Going Green? Why E-Waste Should Be Part Of Your Plan

You might think your business is environmentally savvy, but did you know there’s more to going green than saving water and switching to energy efficient light bulbs? Recycling electronic waste through a charitable organization like the 911 Cell Phone Bank can lighten the burden of the local landfill, conserve a vast amount of energy, and improve our quality of life.

E-waste, also known as electronic waste, comes in many forms, from old and unused computers, to the unclaimed cellphones in your lost and found department. More than likely, there is e-waste collecting dust at your place of business. Numbers from assert that Americans generate more than 11.7 million tons of e-waste annually. This breaks down to 416,000 mobile devices and 142,000 computers every single day, according to numbers from the EPA. What does that mean in terms of energy conservation? Look at it this way: 1 pound of paper recycling saves 2.691 kWh of electricity V.S. recycling only 1 pound of cell phones saves 9.95 kWh of electricity (5 cell phones is approximately one pound). If Americans recycled all the 130 million cell phones that are tossed aside annually in the United States, we could save enough energy to power more than 24,000 homes for a year. How so? According to Dr. Frederic Beaudry, recycling one million cell phones saves enough energy to provide electricity to 185 U.S. households for a year. In other words, recycling 5,405 cell phones can save enough energy to power the average American home for a year, while recycling one ton of paper saves enough energy to power the same home for only six months.

The energy saved by recycled e-waste is only part of the environmental benefits. Cell phones and other electronic devices also contain hazardous materials such as lead, mercury, cadmium, arsenic and brominated flame retardants.

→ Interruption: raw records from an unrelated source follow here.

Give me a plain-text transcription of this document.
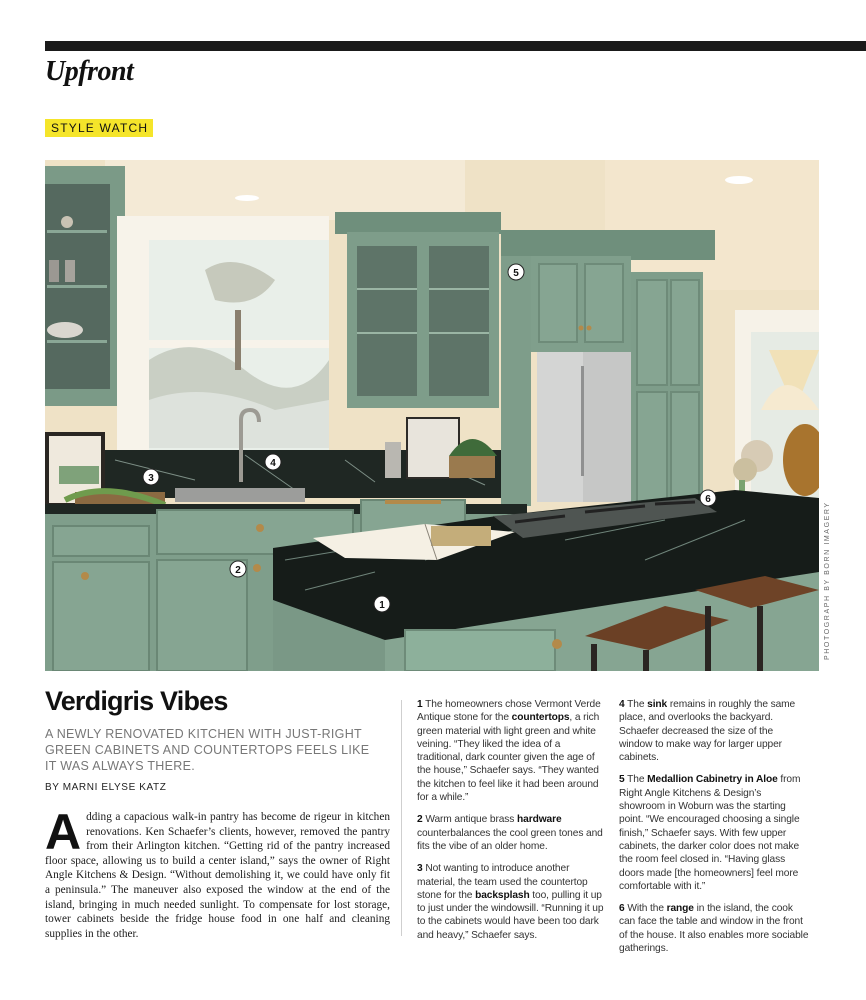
Upfront
STYLE WATCH
1
2
3
4
5
6
PHOTOGRAPH BY BORN IMAGERY
Verdigris Vibes
A NEWLY RENOVATED KITCHEN WITH JUST-RIGHT GREEN CABINETS AND COUNTERTOPS FEELS LIKE IT WAS ALWAYS THERE.
BY MARNI ELYSE KATZ

Adding a capacious walk-in pantry has become de rigeur in kitchen renovations. Ken Schaefer’s clients, however, removed the pantry from their Arlington kitchen. “Getting rid of the pantry increased floor space, allowing us to build a center island,” says the owner of Right Angle Kitchens & Design. “Without demolishing it, we could have only fit a peninsula.” The maneuver also exposed the window at the end of the island, bringing in much needed sunlight. To compensate for lost storage, tower cabinets beside the fridge house food in one half and cleaning supplies in the other.

1 The homeowners chose Vermont Verde Antique stone for the countertops, a rich green material with light green and white veining. “They liked the idea of a traditional, dark counter given the age of the house,” Schaefer says. “They wanted the kitchen to feel like it had been around for a while.”

2 Warm antique brass hardware counterbalances the cool green tones and fits the vibe of an older home.

3 Not wanting to introduce another material, the team used the countertop stone for the backsplash too, pulling it up to just under the windowsill. “Running it up to the cabinets would have been too dark and heavy,” Schaefer says.

4 The sink remains in roughly the same place, and overlooks the backyard. Schaefer decreased the size of the window to make way for larger upper cabinets.

5 The Medallion Cabinetry in Aloe from Right Angle Kitchens & Design’s showroom in Woburn was the starting point. “We encouraged choosing a single finish,” Schaefer says. With few upper cabinets, the darker color does not make the room feel closed in. “Having glass doors made [the homeowners] feel more comfortable with it.”

6 With the range in the island, the cook can face the table and window in the front of the house. It also enables more sociable gatherings.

Many of those materials can be recycled and reused; none of them should go into landfills where they can contaminate air, soil, and groundwater. Even though this electronic waste represents only 2 percent of waste stream discarded in American landfills, it equals around 70 percent of toxic waste. Only about 15-20% of the electronic waste is recycled worldwide and 40% of Americans don't know how to recycle it properly.

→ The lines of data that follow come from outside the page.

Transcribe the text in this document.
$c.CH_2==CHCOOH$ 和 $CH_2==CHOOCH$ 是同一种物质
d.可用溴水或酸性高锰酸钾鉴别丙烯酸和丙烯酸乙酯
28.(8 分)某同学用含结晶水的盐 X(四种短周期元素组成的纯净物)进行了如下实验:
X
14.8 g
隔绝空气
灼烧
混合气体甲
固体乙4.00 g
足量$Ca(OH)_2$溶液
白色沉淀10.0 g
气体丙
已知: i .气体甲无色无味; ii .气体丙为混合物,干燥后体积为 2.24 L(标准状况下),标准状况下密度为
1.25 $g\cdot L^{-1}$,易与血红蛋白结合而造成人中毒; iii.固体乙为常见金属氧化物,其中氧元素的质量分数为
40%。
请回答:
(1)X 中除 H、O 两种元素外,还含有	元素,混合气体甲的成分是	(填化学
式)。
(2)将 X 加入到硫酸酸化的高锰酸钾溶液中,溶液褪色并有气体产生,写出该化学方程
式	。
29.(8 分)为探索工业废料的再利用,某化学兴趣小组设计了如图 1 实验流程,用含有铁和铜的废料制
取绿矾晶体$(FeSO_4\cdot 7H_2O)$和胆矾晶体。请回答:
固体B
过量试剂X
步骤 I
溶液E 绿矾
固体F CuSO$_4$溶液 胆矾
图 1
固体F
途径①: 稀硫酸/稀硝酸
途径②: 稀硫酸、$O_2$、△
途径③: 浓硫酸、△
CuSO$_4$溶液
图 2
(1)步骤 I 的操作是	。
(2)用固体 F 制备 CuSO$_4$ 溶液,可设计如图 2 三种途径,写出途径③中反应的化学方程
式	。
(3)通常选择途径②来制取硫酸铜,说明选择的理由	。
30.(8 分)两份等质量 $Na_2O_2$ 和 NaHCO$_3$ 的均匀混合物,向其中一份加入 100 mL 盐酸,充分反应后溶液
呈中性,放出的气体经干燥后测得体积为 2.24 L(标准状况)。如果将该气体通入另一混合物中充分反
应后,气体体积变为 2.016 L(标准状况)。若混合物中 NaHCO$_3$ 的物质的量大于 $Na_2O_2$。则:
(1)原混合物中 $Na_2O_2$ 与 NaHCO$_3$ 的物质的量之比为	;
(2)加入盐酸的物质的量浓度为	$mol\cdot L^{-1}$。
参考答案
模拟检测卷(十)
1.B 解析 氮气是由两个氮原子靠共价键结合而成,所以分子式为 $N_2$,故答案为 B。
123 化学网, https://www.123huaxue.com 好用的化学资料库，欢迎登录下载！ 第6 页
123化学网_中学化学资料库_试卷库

Organizations like the 911 Cell Phone Bank make it easy to recycle old or unclaimed cell phones. By simply sending the devices to the organization, you’re doing your part to recycle and save lives. The 911 Cell Phone Bank takes the unwanted devices, clears the data and then donates the devices to be used as lifelines for domestic violence victims and other survivors of abuse or violence. Reusing cell phones ensures that the greatest possible value is recovered, prevents the devices from ending up in a landfill, and quite literally gives old phones new life.